A teoria do xerife não permite um novo golpe militar

O assunto se tornou um dos raros hóspedes a terem longevidade nos espaços nobres dos noticiários e das redes sociais nos tempos atuais, quando fatos novos e relevantes ocorrem a todo instante. Determinando novas manchetes a cada hora. A longevidade referida é à fala do general do Exército Hamilton Mourão, que, durante uma palestra para a maçonaria, disse que, se os políticos e as autoridades não resolverem os problemas gerados pela corrupção no país, as Forças Armados deveriam intervir. Vários setores, inclusive oficiais da ativa do Exército, classificaram a fala de Mourão como insubordinação.
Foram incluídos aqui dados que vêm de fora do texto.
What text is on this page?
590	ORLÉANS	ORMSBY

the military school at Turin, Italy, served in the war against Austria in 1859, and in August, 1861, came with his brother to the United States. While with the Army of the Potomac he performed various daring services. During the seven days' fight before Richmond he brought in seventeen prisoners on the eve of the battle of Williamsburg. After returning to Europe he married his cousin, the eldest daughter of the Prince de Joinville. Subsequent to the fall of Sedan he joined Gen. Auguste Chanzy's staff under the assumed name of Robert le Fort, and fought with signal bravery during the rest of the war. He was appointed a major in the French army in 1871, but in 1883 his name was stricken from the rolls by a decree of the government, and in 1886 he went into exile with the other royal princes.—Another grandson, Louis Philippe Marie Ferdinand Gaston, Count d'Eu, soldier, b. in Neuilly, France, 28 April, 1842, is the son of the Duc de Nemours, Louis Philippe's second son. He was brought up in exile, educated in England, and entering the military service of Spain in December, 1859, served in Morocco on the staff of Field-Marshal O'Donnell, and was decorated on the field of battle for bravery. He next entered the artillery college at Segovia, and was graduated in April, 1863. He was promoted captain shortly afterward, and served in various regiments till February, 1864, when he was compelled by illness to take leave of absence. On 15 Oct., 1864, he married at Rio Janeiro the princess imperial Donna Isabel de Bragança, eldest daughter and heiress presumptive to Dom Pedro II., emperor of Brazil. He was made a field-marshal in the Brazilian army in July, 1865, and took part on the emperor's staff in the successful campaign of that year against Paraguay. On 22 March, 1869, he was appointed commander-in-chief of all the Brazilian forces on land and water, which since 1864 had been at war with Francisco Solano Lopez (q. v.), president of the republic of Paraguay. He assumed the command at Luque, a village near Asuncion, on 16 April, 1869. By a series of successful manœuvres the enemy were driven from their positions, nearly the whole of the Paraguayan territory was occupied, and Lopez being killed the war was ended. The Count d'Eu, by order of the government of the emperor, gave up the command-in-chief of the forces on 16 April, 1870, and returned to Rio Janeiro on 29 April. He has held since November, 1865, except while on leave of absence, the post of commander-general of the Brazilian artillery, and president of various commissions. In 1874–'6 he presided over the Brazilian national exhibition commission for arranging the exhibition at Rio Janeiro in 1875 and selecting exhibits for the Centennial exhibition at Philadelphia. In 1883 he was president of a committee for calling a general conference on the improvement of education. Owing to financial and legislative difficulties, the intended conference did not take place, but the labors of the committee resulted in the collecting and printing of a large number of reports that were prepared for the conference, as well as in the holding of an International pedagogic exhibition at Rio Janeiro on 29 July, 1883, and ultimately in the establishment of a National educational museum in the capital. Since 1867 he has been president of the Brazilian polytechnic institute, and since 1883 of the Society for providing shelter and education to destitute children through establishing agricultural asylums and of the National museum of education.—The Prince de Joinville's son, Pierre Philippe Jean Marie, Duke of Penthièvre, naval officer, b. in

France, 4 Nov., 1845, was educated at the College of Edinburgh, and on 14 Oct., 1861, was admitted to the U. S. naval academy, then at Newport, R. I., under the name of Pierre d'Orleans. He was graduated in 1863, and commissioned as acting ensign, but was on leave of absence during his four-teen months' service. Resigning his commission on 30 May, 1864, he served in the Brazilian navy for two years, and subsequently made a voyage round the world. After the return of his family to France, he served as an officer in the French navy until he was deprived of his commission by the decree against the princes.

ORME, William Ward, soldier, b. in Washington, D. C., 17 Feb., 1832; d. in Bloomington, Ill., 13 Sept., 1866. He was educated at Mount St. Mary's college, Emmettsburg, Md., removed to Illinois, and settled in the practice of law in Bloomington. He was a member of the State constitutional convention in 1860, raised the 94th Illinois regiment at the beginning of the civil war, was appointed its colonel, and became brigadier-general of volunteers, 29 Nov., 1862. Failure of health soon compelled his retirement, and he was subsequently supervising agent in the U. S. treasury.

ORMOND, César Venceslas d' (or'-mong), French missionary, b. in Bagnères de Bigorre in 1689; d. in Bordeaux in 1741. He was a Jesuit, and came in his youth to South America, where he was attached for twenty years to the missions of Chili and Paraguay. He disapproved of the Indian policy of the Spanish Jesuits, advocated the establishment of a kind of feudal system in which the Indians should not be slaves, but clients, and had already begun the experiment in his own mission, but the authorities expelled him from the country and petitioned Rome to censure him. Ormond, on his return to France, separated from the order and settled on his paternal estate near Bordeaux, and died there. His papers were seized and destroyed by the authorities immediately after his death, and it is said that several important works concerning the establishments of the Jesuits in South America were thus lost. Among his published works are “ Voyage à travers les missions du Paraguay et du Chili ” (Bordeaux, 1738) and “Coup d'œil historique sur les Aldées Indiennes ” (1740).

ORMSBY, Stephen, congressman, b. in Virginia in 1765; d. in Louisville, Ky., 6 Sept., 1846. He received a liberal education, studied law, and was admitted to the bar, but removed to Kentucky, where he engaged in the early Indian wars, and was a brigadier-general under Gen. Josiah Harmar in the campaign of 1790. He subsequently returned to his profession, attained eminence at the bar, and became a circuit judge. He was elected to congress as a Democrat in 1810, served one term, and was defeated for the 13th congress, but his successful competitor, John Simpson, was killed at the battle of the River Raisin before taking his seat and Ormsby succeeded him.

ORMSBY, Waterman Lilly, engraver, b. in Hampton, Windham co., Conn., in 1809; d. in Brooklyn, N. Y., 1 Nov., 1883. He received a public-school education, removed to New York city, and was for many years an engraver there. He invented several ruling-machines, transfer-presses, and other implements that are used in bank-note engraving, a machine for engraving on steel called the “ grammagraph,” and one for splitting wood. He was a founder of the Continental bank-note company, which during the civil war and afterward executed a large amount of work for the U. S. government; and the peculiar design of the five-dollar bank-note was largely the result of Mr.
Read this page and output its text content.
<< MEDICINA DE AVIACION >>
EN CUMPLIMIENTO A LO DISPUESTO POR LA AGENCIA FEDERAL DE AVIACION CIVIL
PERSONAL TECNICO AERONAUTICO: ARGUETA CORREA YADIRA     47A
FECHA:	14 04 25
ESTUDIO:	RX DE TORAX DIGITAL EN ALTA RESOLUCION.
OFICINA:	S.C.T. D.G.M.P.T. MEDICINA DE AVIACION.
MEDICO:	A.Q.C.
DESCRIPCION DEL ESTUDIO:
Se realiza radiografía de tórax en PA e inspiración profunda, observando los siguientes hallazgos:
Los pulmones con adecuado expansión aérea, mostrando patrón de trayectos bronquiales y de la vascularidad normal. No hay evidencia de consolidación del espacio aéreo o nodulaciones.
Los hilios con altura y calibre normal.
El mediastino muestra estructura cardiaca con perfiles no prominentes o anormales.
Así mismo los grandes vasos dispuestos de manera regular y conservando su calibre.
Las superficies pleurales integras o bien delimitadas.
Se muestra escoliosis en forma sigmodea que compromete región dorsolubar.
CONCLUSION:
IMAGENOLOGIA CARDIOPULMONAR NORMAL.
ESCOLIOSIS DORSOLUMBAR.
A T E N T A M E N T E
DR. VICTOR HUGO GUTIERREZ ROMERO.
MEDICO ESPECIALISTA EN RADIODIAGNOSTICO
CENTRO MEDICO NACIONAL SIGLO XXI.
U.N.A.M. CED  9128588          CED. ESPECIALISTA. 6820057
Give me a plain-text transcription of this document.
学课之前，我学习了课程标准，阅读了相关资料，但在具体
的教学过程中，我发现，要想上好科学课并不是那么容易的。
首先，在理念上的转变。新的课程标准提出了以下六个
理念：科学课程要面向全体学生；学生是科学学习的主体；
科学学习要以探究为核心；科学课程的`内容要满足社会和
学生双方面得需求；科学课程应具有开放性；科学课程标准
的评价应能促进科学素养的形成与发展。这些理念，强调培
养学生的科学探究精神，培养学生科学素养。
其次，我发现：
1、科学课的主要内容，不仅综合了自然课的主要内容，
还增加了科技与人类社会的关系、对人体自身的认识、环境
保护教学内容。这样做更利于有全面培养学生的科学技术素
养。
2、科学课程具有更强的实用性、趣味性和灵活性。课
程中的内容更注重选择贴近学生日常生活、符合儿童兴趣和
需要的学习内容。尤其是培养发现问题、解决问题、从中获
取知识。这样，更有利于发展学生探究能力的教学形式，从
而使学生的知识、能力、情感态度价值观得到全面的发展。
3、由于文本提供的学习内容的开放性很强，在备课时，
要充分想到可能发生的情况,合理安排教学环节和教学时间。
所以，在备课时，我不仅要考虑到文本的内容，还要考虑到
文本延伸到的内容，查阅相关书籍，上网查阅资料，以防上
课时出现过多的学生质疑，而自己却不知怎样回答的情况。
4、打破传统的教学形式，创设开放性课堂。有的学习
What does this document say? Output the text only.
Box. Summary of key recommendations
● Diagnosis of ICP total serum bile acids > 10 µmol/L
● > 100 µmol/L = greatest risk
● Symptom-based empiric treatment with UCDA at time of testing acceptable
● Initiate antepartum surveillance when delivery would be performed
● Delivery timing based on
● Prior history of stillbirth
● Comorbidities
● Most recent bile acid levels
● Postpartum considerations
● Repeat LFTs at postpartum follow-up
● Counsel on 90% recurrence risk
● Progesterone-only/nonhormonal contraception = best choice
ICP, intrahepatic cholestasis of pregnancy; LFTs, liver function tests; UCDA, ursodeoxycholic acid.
Na longevidade da fala do general, eu vejo uma boa oportunidade, a minha geração de repórteres, de lembrar aos nossos leitores alguns fatos importantes que determinaram o nosso modo de vida atual. E, para os novatos na reportagem, uma grande chance de fazer uma grande matéria. Vamos em busca dos motivos da longevidade da fala do general. Ela despertou nos velhos repórteres da minha geração, que ocupam espaços importantes como comentaristas políticos nos noticiários e nas redes sociais, a lembrança do golpe militar de 1964 e toda a repressão desencadeada pelos 25 anos seguintes.

Na geração atual de repórteres e de jovens comentaristas políticos, a fala do general é mais um assunto no meio da enxurrada de fatos que inundam o seu dia a dia.

Essa é a conjuntura nos noticiários e nas redes sociais. Para situamos o nosso leitor, vamos lembrar alguns fundamentos do nosso modo de vida atual. O general Mourão tem o direito de dar sua opinião e de  fazer as suas análises sobre a conjuntura atual. Lembro que o mesmo direito é exercido pelo ministro do Supremo Tribunal Federal (STF) Gilmar Mendes, que é uma verdadeira metralhadora giratória, disparando absurdos contra seus colegas que pensam diferente dele. E também pelo presidente da República, Michel Temer (PMDB – SP), ao classificar de falsa uma avalanche de provas do seu envolvimento em corrupção, denunciado pela Procuradoria-Geral da República (PGR). E ainda pela sisuda nova procuradora-geral da República, Raquel Dodge, que não mencionou o nome da Operação Lava Jato, considerada um símbolo contra a corrupção pelos brasileiros, no seu discurso de posse.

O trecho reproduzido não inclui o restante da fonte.